The study relies on samples of wax collected from a single dead blue whale by researchers at the Santa Barbara Museum of Natural History. According to NPR, the scientists collected the wax from the endangered whale's skull. Whales produce wax in their auditory canals just like humans. Only in this case, the plug recovered by scientists is nearly a foot long.

"It's kind of got that icky look to it," co-author Sascha Usenko, an environmental scientist at Baylor University, told NPR. "It looks kind of like a candle that's been roughed up a bit. It looks waxy and has got fibers. But it's pretty rigid — a lot stronger and a lot more stable than one would think."

The plugs that build up have light and dark bands, called laminae, that are known to develop over certain periods of time. (The color difference is due to environmental differences between regions whales migrate between.) In the case of the blue whale, a new band is created every six months; the study whale had 24 laminae, putting its age at 12 years, give or take half a year. The natural comparison is to tree rings, and apparently using earwax to find the age of whales is pretty common—here's a paper describing the process for southern fin whales from 1972.

Yep, that's a blue whale's earwax. Figure A shows the plug (d) inside of the auditory canal (f). Figure B shows the actual extracted earplug, C shows a cross-section, and D shows the cross-section magnified 20x. Via Trumble et. al

But no one had used the whales' wax as a record of environmental conditions until now. As the authors note in the paper, it's a big step forward because there's currently no method of charting the effects of pollution on whales over time—aside perhaps from sampling the same whale over and over, which isn't feasible:

Besides whaling activities, well-known anthropogenic activities including fishery entanglement, chemical use/emission, environmental noise, ship strikes, and climate change are impacting whales, with evidence found through morphological or epidemiological analysis as well as chemical profiles from tissue, fecal, and exhalation samples. However, we are currently unable to monitor and therefore assess the lifetime impacts of such anthropogenic pollution/activities on whales.

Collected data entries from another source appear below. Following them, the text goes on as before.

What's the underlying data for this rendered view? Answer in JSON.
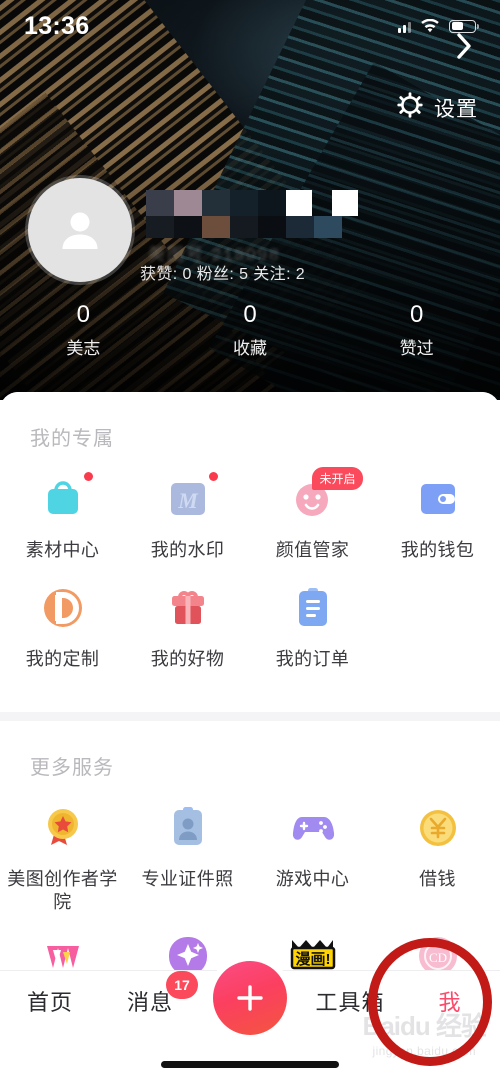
{
  "status_bar": {
    "time": "13:36",
    "icons": [
      "signal-icon",
      "wifi-icon",
      "battery-icon"
    ]
  },
  "header": {
    "settings_label": "设置",
    "settings_icon": "gear-icon",
    "avatar_icon": "person-placeholder-icon",
    "username_masked": "▮▮▮▮▮▮",
    "user_id_blurred": "美图号 215098",
    "stats_line": "获赞: 0  粉丝: 5  关注: 2",
    "chevron_icon": "chevron-right-icon",
    "counters": [
      {
        "num": "0",
        "label": "美志"
      },
      {
        "num": "0",
        "label": "收藏"
      },
      {
        "num": "0",
        "label": "赞过"
      }
    ]
  },
  "exclusive": {
    "title": "我的专属",
    "items": [
      {
        "label": "素材中心",
        "icon": "shopping-bag-icon",
        "badge_dot": true
      },
      {
        "label": "我的水印",
        "icon": "watermark-m-icon",
        "badge_dot": true
      },
      {
        "label": "颜值管家",
        "icon": "face-score-icon",
        "badge_text": "未开启"
      },
      {
        "label": "我的钱包",
        "icon": "wallet-icon"
      },
      {
        "label": "我的定制",
        "icon": "custom-d-icon"
      },
      {
        "label": "我的好物",
        "icon": "gift-icon"
      },
      {
        "label": "我的订单",
        "icon": "clipboard-order-icon"
      }
    ]
  },
  "more_services": {
    "title": "更多服务",
    "items": [
      {
        "label": "美图创作者学院",
        "icon": "medal-icon"
      },
      {
        "label": "专业证件照",
        "icon": "id-photo-icon"
      },
      {
        "label": "游戏中心",
        "icon": "gamepad-icon"
      },
      {
        "label": "借钱",
        "icon": "yen-coin-icon"
      }
    ],
    "partial_items": [
      {
        "icon": "pink-brush-icon"
      },
      {
        "icon": "purple-sparkle-icon"
      },
      {
        "icon": "manga-icon"
      },
      {
        "icon": "pink-circle-icon"
      }
    ]
  },
  "tabbar": {
    "items": [
      {
        "label": "首页",
        "active": false
      },
      {
        "label": "消息",
        "active": false,
        "badge": "17"
      },
      {
        "label": "我",
        "active": true
      }
    ],
    "toolbox_label": "工具箱",
    "fab_icon": "plus-icon"
  },
  "watermark": {
    "main": "Baidu 经验",
    "sub": "jingyan.baidu.com"
  },
  "colors": {
    "accent_pink": "#fb4a6a",
    "badge_red": "#fb4a5b",
    "annotation_red": "#c21b17",
    "title_gray": "#b9b9bd"
  }
}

Because the study only involved one sample, the actual concentrations of contaminants and hormones found can't be compared to any other data. However, the whale's life history can be reconstructed. Hormonal profiles lended evidence about the whale's birth and maturation. Perhaps more fascinating is how temporal-spatial histories can be reconstructed. 

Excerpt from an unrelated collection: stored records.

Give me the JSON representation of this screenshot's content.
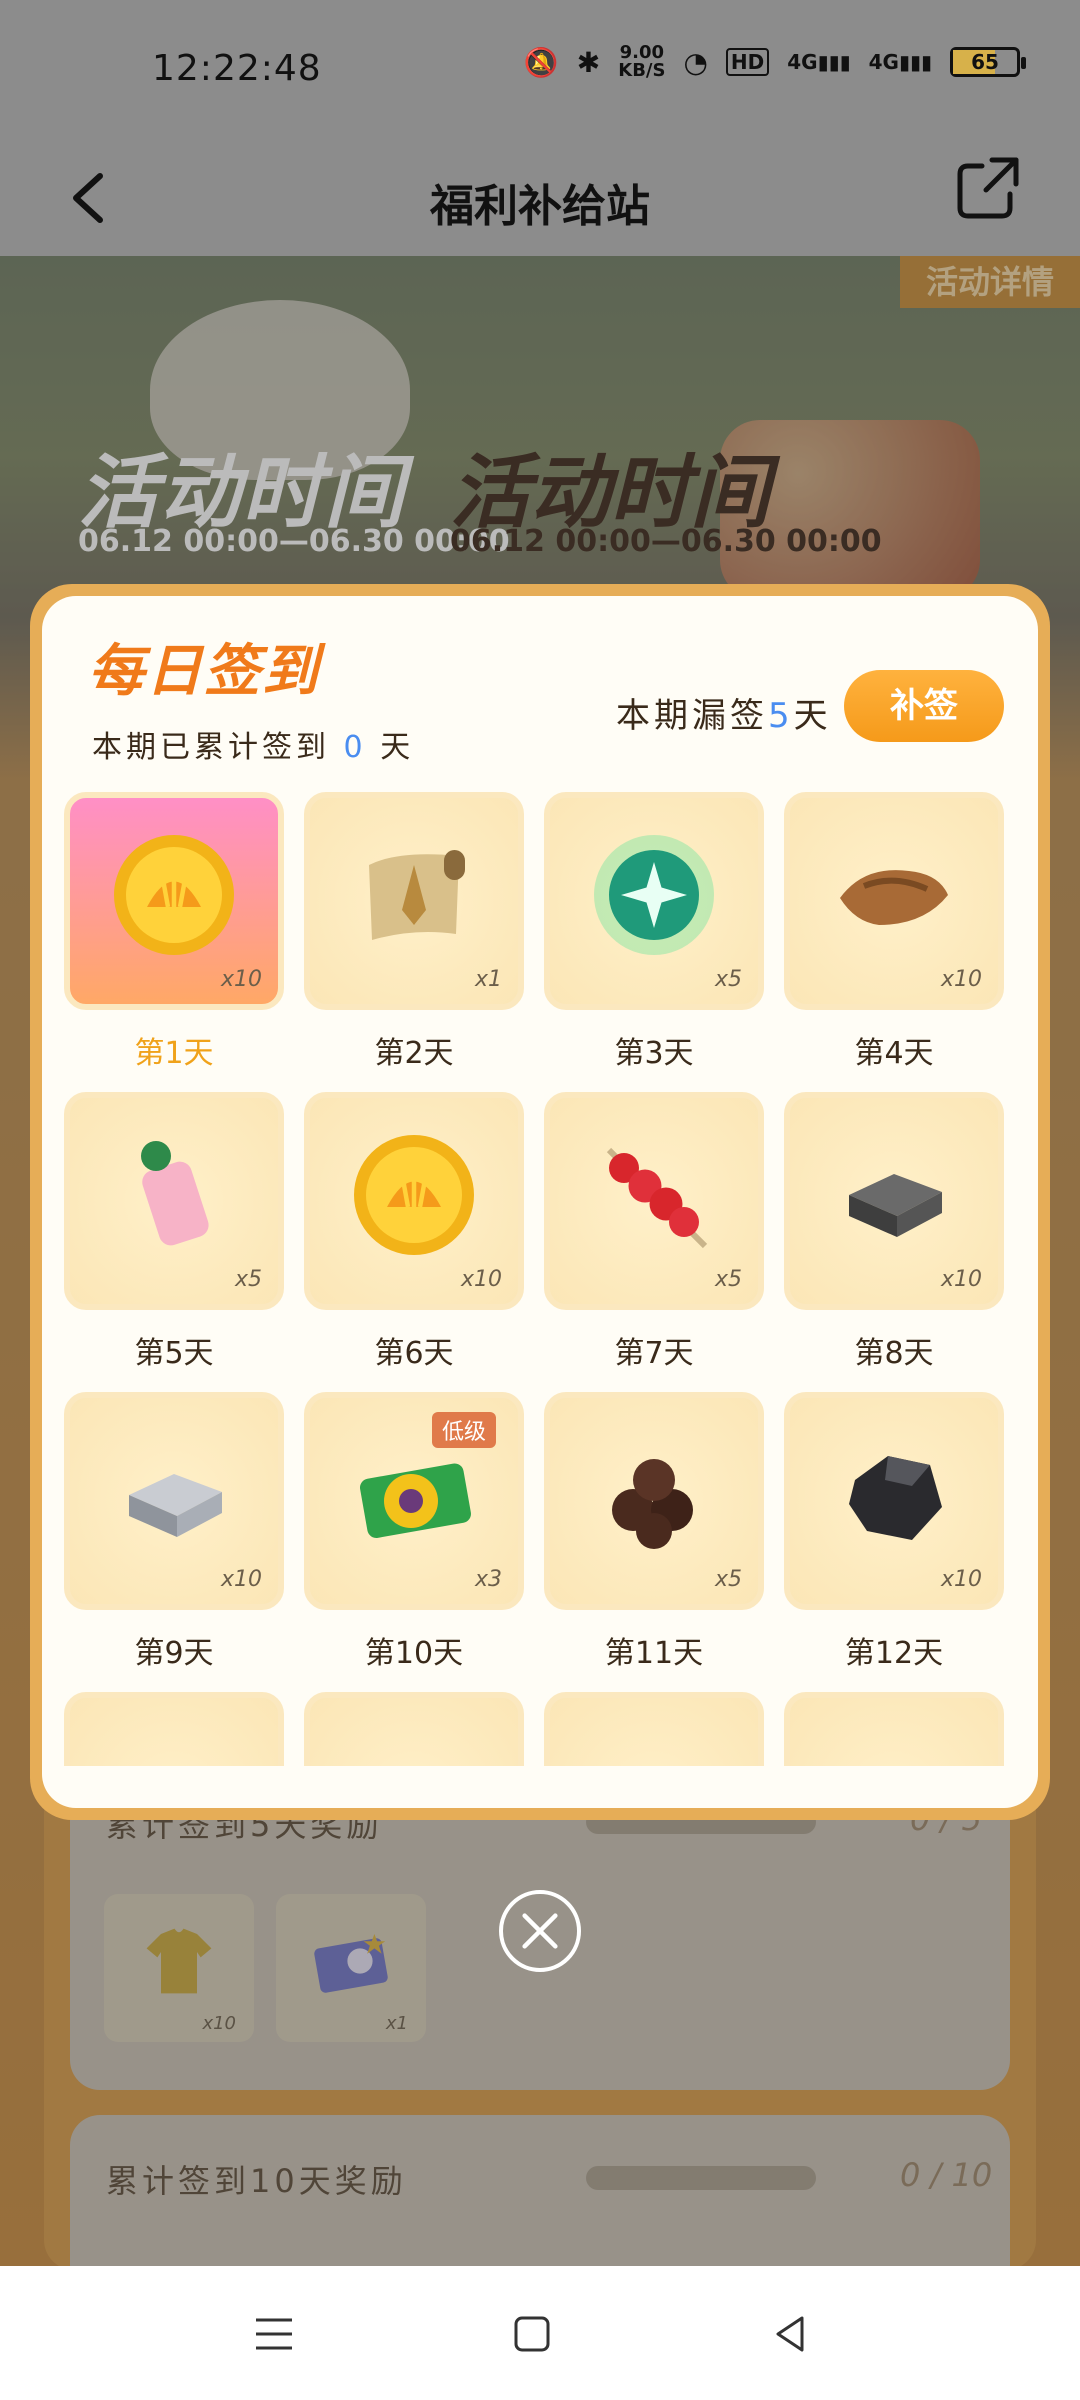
{
  "status_bar": {
    "time": "12:22:48",
    "net_speed_value": "9.00",
    "net_speed_unit": "KB/S",
    "hd_label": "HD",
    "signal1": "4G",
    "signal2": "4G",
    "battery": "65",
    "battery_level": 0.65
  },
  "nav": {
    "title": "福利补给站"
  },
  "banner": {
    "detail_tab": "活动详情",
    "title": "活动时间",
    "date": "06.12 00:00—06.30 00:00",
    "title_shadow": "活动时间",
    "date_shadow": "06.12 00:00—06.30 00:00"
  },
  "modal": {
    "title": "每日签到",
    "total_prefix": "本期已累计签到",
    "total_days": "0",
    "total_suffix": "天",
    "missed_prefix": "本期漏签",
    "missed_days": "5",
    "missed_suffix": "天",
    "makeup_button": "补签",
    "days": [
      {
        "label": "第1天",
        "qty": "x10",
        "icon": "shell-coin-icon",
        "active": true
      },
      {
        "label": "第2天",
        "qty": "x1",
        "icon": "scroll-icon"
      },
      {
        "label": "第3天",
        "qty": "x5",
        "icon": "green-orb-icon"
      },
      {
        "label": "第4天",
        "qty": "x10",
        "icon": "leather-icon"
      },
      {
        "label": "第5天",
        "qty": "x5",
        "icon": "pink-bottle-icon"
      },
      {
        "label": "第6天",
        "qty": "x10",
        "icon": "shell-coin-icon"
      },
      {
        "label": "第7天",
        "qty": "x5",
        "icon": "candied-haws-icon"
      },
      {
        "label": "第8天",
        "qty": "x10",
        "icon": "iron-ingot-icon"
      },
      {
        "label": "第9天",
        "qty": "x10",
        "icon": "silver-ingot-icon"
      },
      {
        "label": "第10天",
        "qty": "x3",
        "icon": "sunflower-ticket-icon",
        "badge": "低级"
      },
      {
        "label": "第11天",
        "qty": "x5",
        "icon": "chocolate-balls-icon"
      },
      {
        "label": "第12天",
        "qty": "x10",
        "icon": "coal-ore-icon"
      }
    ]
  },
  "behind": {
    "reward5_label": "累计签到5天奖励",
    "reward5_count": "0 / 5",
    "reward5_items": [
      {
        "qty": "x10",
        "icon": "yellow-shirt-icon"
      },
      {
        "qty": "x1",
        "icon": "unicorn-card-icon"
      }
    ],
    "reward10_label": "累计签到10天奖励",
    "reward10_count": "0 / 10"
  },
  "colors": {
    "accent_orange": "#f07a1a",
    "button_orange": "#f59a1a",
    "highlight_blue": "#4a8df0",
    "modal_border": "#e6ad57"
  }
}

As the authors write, "The mercury profile also highlights two pulse events ranging from 60 to 72 mo and from 120 to 126 mo. Because this blue whale appeared to routinely traverse the coast of California (ship strike near Santa Barbara, CA), we speculate that these pulse events may be associated with regional environmental and/or anthropogenic increases of mercury."

That means that comparing the date of a spike in chemical contamination to its known seasonal ranges can lend insight into where pollution is coming. In simple terms, a dead whale's earwax shows that when it was between five and six years old, it swam through waters with high concentrations of mercury, likely off the coast of Santa Barbara. 

That's a surprisingly precise picture considering that no other method for measuring chemical load offers a built-in timeline. It's truly fascinating research, and offers a new tool for marine biologists looking to both understand whale development as well as better monitor the historical effects of pollution on marine systems.